Dans une foison d'étoiles
- Raaaah !
Le petit bureau qu'on avait rapproché de la cheminée résonna sèchement quand Harry jeta sa plume dans un accès de frustration. Sirius tressaillit à ce bruit qui l'arrachait à ses pensées, mais Remus leva la tête avec un sourire amical et une légère pression de la main sur le bras de Sirius pour calmer ce dernier.
- Un problème, Harry ?
Harry soupira, enfonçant ses doigts dans ses mèches noires. « Ce fichu devoir pour les Etudes Moldues. Mme Burbage nous a demandé d'analyser un poème ! Quel intérêt ? »
Remus reprit son marque-page sur le bras du sofa, le glissa à l'intérieur de son livre et mit celui-ci de côté. « Oh, je suppose qu'elle a ses raisons même si elles ne t'apparaissent pas d'emblée. Ton enseignante cherche peut-être à vous montrer que Moldus et sorciers ne sont pas si différents, du moins dans la façon dont ils réagissent à ce qui les entoure par la pensée ou le sentiment. »
- Ouais, c'est plus ou moins ce que dit Hermione. Mais elle a déjà fait son devoir et celui de Ron, et elle ne veut pas faire le mien parce qu'elle a déjà fait celui d'Arithmancie la dernière fois, et...

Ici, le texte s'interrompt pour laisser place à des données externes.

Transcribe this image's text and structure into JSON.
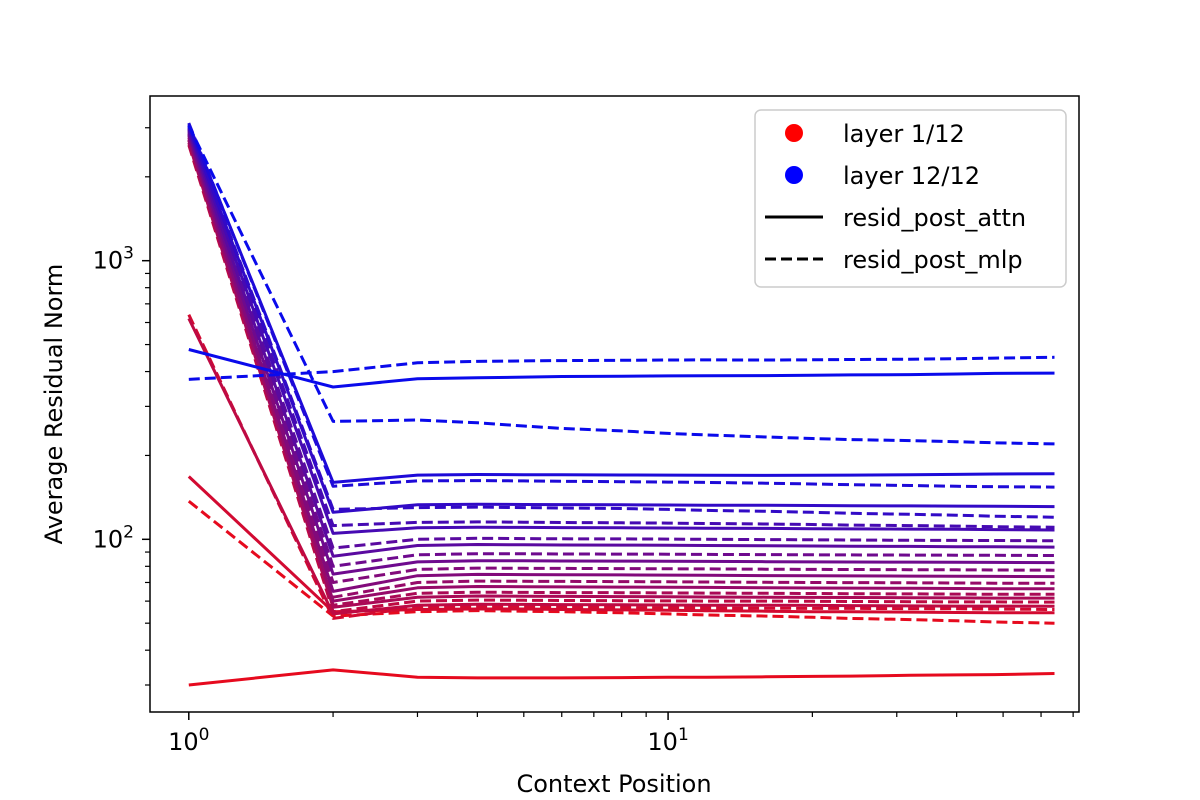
{
  "chart_data": {
    "type": "line",
    "title": "",
    "xlabel": "Context Position",
    "ylabel": "Average Residual Norm",
    "xscale": "log",
    "yscale": "log",
    "xlim": [
      0.83,
      72
    ],
    "ylim": [
      24,
      3900
    ],
    "x_ticks": [
      {
        "value": 1,
        "base": "10",
        "exp": "0"
      },
      {
        "value": 10,
        "base": "10",
        "exp": "1"
      }
    ],
    "y_ticks": [
      {
        "value": 100,
        "base": "10",
        "exp": "2"
      },
      {
        "value": 1000,
        "base": "10",
        "exp": "3"
      }
    ],
    "grid": false,
    "legend": {
      "position": "top-right",
      "entries": [
        {
          "label": "layer 1/12",
          "kind": "marker",
          "color": "#ff0000"
        },
        {
          "label": "layer 12/12",
          "kind": "marker",
          "color": "#0000ff"
        },
        {
          "label": "resid_post_attn",
          "kind": "solid",
          "color": "#000000"
        },
        {
          "label": "resid_post_mlp",
          "kind": "dashed",
          "color": "#000000"
        }
      ]
    },
    "x": [
      1,
      2,
      3,
      4,
      5,
      6,
      8,
      10,
      12,
      16,
      20,
      24,
      32,
      40,
      48,
      64
    ],
    "series": [
      {
        "layer": 1,
        "kind": "attn",
        "y": [
          30,
          34,
          32,
          31.8,
          31.8,
          31.8,
          31.9,
          32,
          32,
          32.1,
          32.2,
          32.3,
          32.5,
          32.6,
          32.7,
          33
        ]
      },
      {
        "layer": 1,
        "kind": "mlp",
        "y": [
          137,
          53,
          55,
          55.5,
          55.2,
          55,
          54.5,
          54,
          53.5,
          53,
          52.5,
          52,
          51.5,
          51,
          50.5,
          50
        ]
      },
      {
        "layer": 2,
        "kind": "attn",
        "y": [
          168,
          55,
          56,
          56.2,
          56.2,
          56,
          55.8,
          55.6,
          55.4,
          55.2,
          55,
          55,
          54.8,
          54.6,
          54.5,
          54.5
        ]
      },
      {
        "layer": 2,
        "kind": "mlp",
        "y": [
          640,
          52,
          57,
          57.3,
          57.2,
          57,
          56.9,
          56.8,
          56.7,
          56.6,
          56.5,
          56.5,
          56.4,
          56.3,
          56.2,
          56
        ]
      },
      {
        "layer": 3,
        "kind": "attn",
        "y": [
          620,
          54,
          58,
          58.5,
          58.4,
          58.3,
          58.2,
          58.1,
          58,
          58,
          57.9,
          57.8,
          57.7,
          57.6,
          57.6,
          57.5
        ]
      },
      {
        "layer": 3,
        "kind": "mlp",
        "y": [
          2600,
          55,
          60,
          60.5,
          60.4,
          60.3,
          60.2,
          60.1,
          60,
          60,
          59.9,
          59.8,
          59.7,
          59.6,
          59.6,
          59.5
        ]
      },
      {
        "layer": 4,
        "kind": "attn",
        "y": [
          2650,
          57,
          62,
          62.6,
          62.5,
          62.4,
          62.3,
          62.2,
          62.1,
          62,
          61.9,
          61.8,
          61.7,
          61.6,
          61.5,
          61.5
        ]
      },
      {
        "layer": 4,
        "kind": "mlp",
        "y": [
          2700,
          58,
          64,
          64.6,
          64.5,
          64.4,
          64.3,
          64.2,
          64.1,
          64,
          63.9,
          63.8,
          63.7,
          63.6,
          63.5,
          63.5
        ]
      },
      {
        "layer": 5,
        "kind": "attn",
        "y": [
          2720,
          60,
          67,
          67.7,
          67.6,
          67.5,
          67.4,
          67.3,
          67.2,
          67,
          66.9,
          66.8,
          66.7,
          66.6,
          66.5,
          66.5
        ]
      },
      {
        "layer": 5,
        "kind": "mlp",
        "y": [
          2760,
          62,
          70,
          70.8,
          70.7,
          70.6,
          70.5,
          70.4,
          70.3,
          70.1,
          70,
          69.9,
          69.8,
          69.7,
          69.6,
          69.5
        ]
      },
      {
        "layer": 6,
        "kind": "attn",
        "y": [
          2800,
          65,
          74,
          74.8,
          74.7,
          74.6,
          74.5,
          74.4,
          74.3,
          74.1,
          74,
          73.9,
          73.8,
          73.7,
          73.6,
          73.5
        ]
      },
      {
        "layer": 6,
        "kind": "mlp",
        "y": [
          2830,
          70,
          78,
          78.8,
          78.7,
          78.6,
          78.5,
          78.4,
          78.3,
          78.1,
          78,
          77.9,
          77.8,
          77.7,
          77.6,
          77.5
        ]
      },
      {
        "layer": 7,
        "kind": "attn",
        "y": [
          2860,
          75,
          83,
          83.8,
          83.7,
          83.6,
          83.5,
          83.4,
          83.3,
          83.1,
          83,
          82.9,
          82.8,
          82.7,
          82.6,
          82.5
        ]
      },
      {
        "layer": 7,
        "kind": "mlp",
        "y": [
          2890,
          80,
          88,
          88.8,
          88.7,
          88.6,
          88.5,
          88.4,
          88.3,
          88.1,
          88,
          87.9,
          87.8,
          87.7,
          87.6,
          87.5
        ]
      },
      {
        "layer": 8,
        "kind": "attn",
        "y": [
          2920,
          87,
          95,
          95.8,
          95.6,
          95.4,
          95.3,
          95.2,
          95,
          94.8,
          94.6,
          94.5,
          94.3,
          94.1,
          94,
          93.8
        ]
      },
      {
        "layer": 8,
        "kind": "mlp",
        "y": [
          2950,
          93,
          100,
          100.8,
          100.6,
          100.4,
          100.3,
          100.2,
          100,
          99.8,
          99.6,
          99.4,
          99.2,
          99.1,
          99,
          98.8
        ]
      },
      {
        "layer": 9,
        "kind": "attn",
        "y": [
          2980,
          105,
          110,
          110.5,
          110.3,
          110.2,
          110,
          109.8,
          109.6,
          109.4,
          109.2,
          109,
          108.8,
          108.6,
          108.4,
          108
        ]
      },
      {
        "layer": 9,
        "kind": "mlp",
        "y": [
          3000,
          112,
          115,
          115.5,
          115.2,
          114.9,
          114.6,
          114.3,
          114,
          113.5,
          113,
          112.5,
          112,
          111.5,
          111,
          110.5
        ]
      },
      {
        "layer": 10,
        "kind": "attn",
        "y": [
          3030,
          125,
          133,
          133.5,
          133.3,
          133.2,
          133,
          132.8,
          132.6,
          132.4,
          132.2,
          132,
          131.8,
          131.6,
          131.4,
          131
        ]
      },
      {
        "layer": 10,
        "kind": "mlp",
        "y": [
          3060,
          128,
          130,
          130.5,
          130,
          129.5,
          129,
          128,
          127,
          126,
          125,
          124,
          123,
          122,
          121,
          120
        ]
      },
      {
        "layer": 11,
        "kind": "attn",
        "y": [
          3090,
          160,
          170,
          170.8,
          170.6,
          170.4,
          170.2,
          170,
          169.8,
          169.6,
          169.8,
          170,
          170.5,
          171,
          171.5,
          172
        ]
      },
      {
        "layer": 11,
        "kind": "mlp",
        "y": [
          3120,
          155,
          162,
          162.5,
          162,
          161.5,
          161,
          160.5,
          160,
          159,
          158,
          157,
          156,
          155,
          154.5,
          154
        ]
      },
      {
        "layer": 12,
        "kind": "attn",
        "y": [
          480,
          352,
          377,
          380,
          382,
          384,
          385,
          386,
          386.5,
          387,
          388,
          389,
          390,
          392,
          394,
          395
        ]
      },
      {
        "layer": 12,
        "kind": "mlp",
        "y": [
          375,
          400,
          430,
          435,
          437,
          438,
          439,
          440,
          440.5,
          440,
          441,
          442,
          443,
          445,
          447,
          450
        ]
      },
      {
        "layer": 12,
        "kind": "mlp",
        "y": [
          3050,
          265,
          268,
          262,
          255,
          250,
          245,
          240,
          237,
          233,
          230,
          228,
          226,
          224,
          222,
          220
        ]
      }
    ]
  }
}
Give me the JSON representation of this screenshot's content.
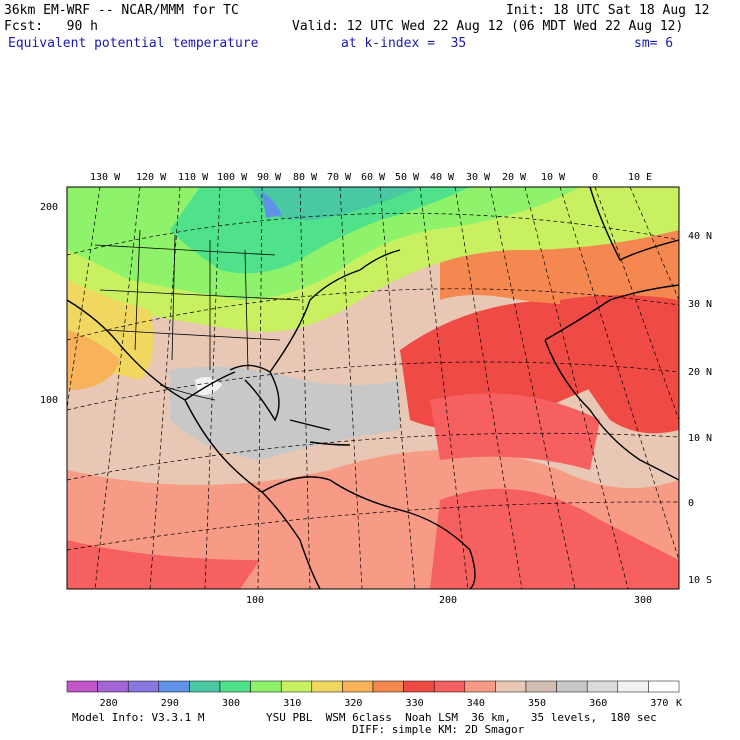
{
  "header": {
    "model_line": "36km EM-WRF -- NCAR/MMM for TC",
    "init": "Init: 18 UTC Sat 18 Aug 12",
    "fcst": "Fcst:   90 h",
    "valid": "Valid: 12 UTC Wed 22 Aug 12 (06 MDT Wed 22 Aug 12)",
    "field": "Equivalent potential temperature",
    "level": "at k-index =  35",
    "smoothing": "sm= 6"
  },
  "map": {
    "lon_labels": [
      "130 W",
      "120 W",
      "110 W",
      "100 W",
      "90 W",
      "80 W",
      "70 W",
      "60 W",
      "50 W",
      "40 W",
      "30 W",
      "20 W",
      "10 W",
      "0",
      "10 E"
    ],
    "lat_labels": [
      "40 N",
      "30 N",
      "20 N",
      "10 N",
      "0",
      "10 S"
    ],
    "grid_x_labels": [
      "100",
      "200",
      "300"
    ],
    "grid_y_labels": [
      "200",
      "100"
    ]
  },
  "colorbar": {
    "unit": "K",
    "tick_labels": [
      "280",
      "290",
      "300",
      "310",
      "320",
      "330",
      "340",
      "350",
      "360",
      "370"
    ],
    "colors": [
      "#c356c9",
      "#a466d6",
      "#8778e0",
      "#5f92e6",
      "#49c8a3",
      "#4fe28a",
      "#8ef26a",
      "#c8f060",
      "#f0d860",
      "#f7b25a",
      "#f58850",
      "#f04a44",
      "#f66060",
      "#f79a86",
      "#e8c8b4",
      "#d2bdb3",
      "#c8c8c8",
      "#dcdcdc",
      "#f2f2f2",
      "#ffffff"
    ]
  },
  "footer": {
    "model_info": "Model Info: V3.3.1 M",
    "physics_1": "YSU PBL  WSM 6class  Noah LSM  36 km,   35 levels,  180 sec",
    "physics_2": "DIFF: simple KM: 2D Smagor"
  }
}
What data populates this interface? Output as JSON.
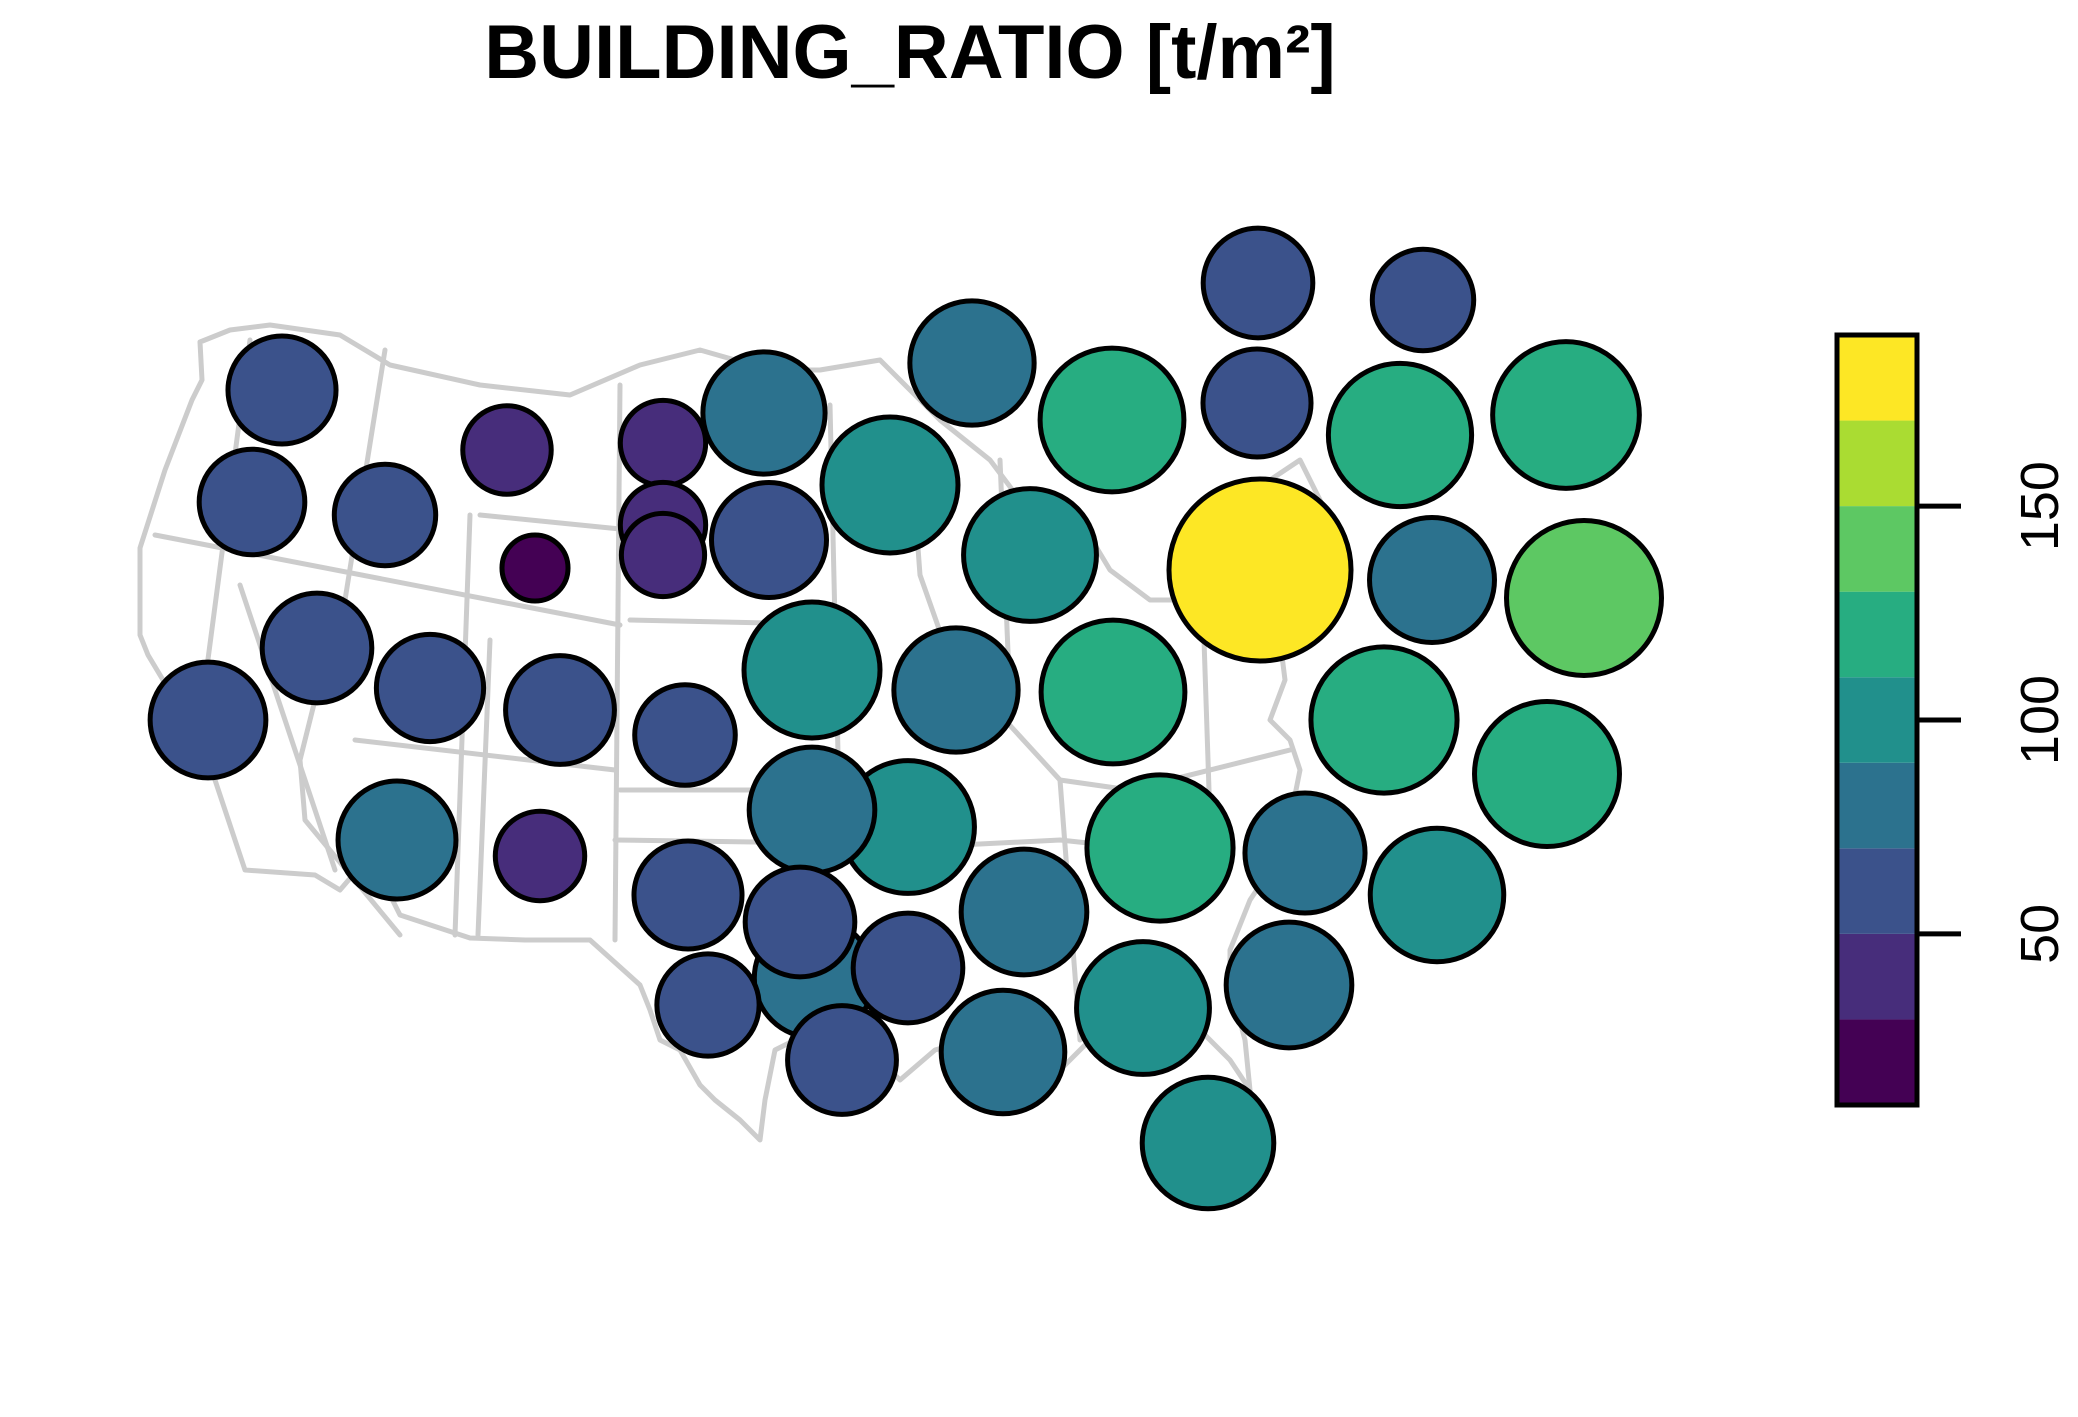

Harry s'interrompit en rougissant, soudain conscient qu'il s'adressait à son ancien professeur, mais Remus se contenta de rire tout bas en échangeant un regard amusé avec Sirius.
- Ah, je me rappelle avoir conclu un arrangement similaire quand j'étais élève. J'espère qu'elle te facture un nombre adéquat de chocogrenouilles, le taux de change a dû monter depuis mon temps.
Harry eut un large sourire et James leur apparut soudain à la lueur du feu, animé par le rire.
- Non, elle veut des caramels de chez Honeydukes. Ceux au chocolat, de préférence.
Remus gloussa « Ah, certaines choses ne changeront jamais. » Il se leva du canapé et vint lire par-dessus l'épaule de Harry. « Oh, Yeats. Je vois ce qui a poussé Charity à le prendre comme sujet d'étude : il a écrit plusieurs poèmes fascinants. »
Devant le regard pour le moins dubitatif de Harry, sa bouche trembla de rire. « D'accord, il faut savoir les prendre. Tu veux un coup de main ? »
Le visage du jeune garçon était l'image même du soulagement. « Oh, Prof... Remus, ce serait fabuleux ! Ça ne t'ennuie pas ?»
- Non, pas du tout.
Remus approcha une chaise du bureau et s'assit près de Harry, parcourant rapidement de ses yeux bruns les lignes brèves qui étaient des vers.
- Méfie-toi, Harry ! (La voix de Sirius monta des profondeurs du sofa où il s'était pelotonné, ses pieds sur les genoux de Remus.) Il va te réclamer des chocolats de gré ou de force avant que tu aies le temps de dire ouf.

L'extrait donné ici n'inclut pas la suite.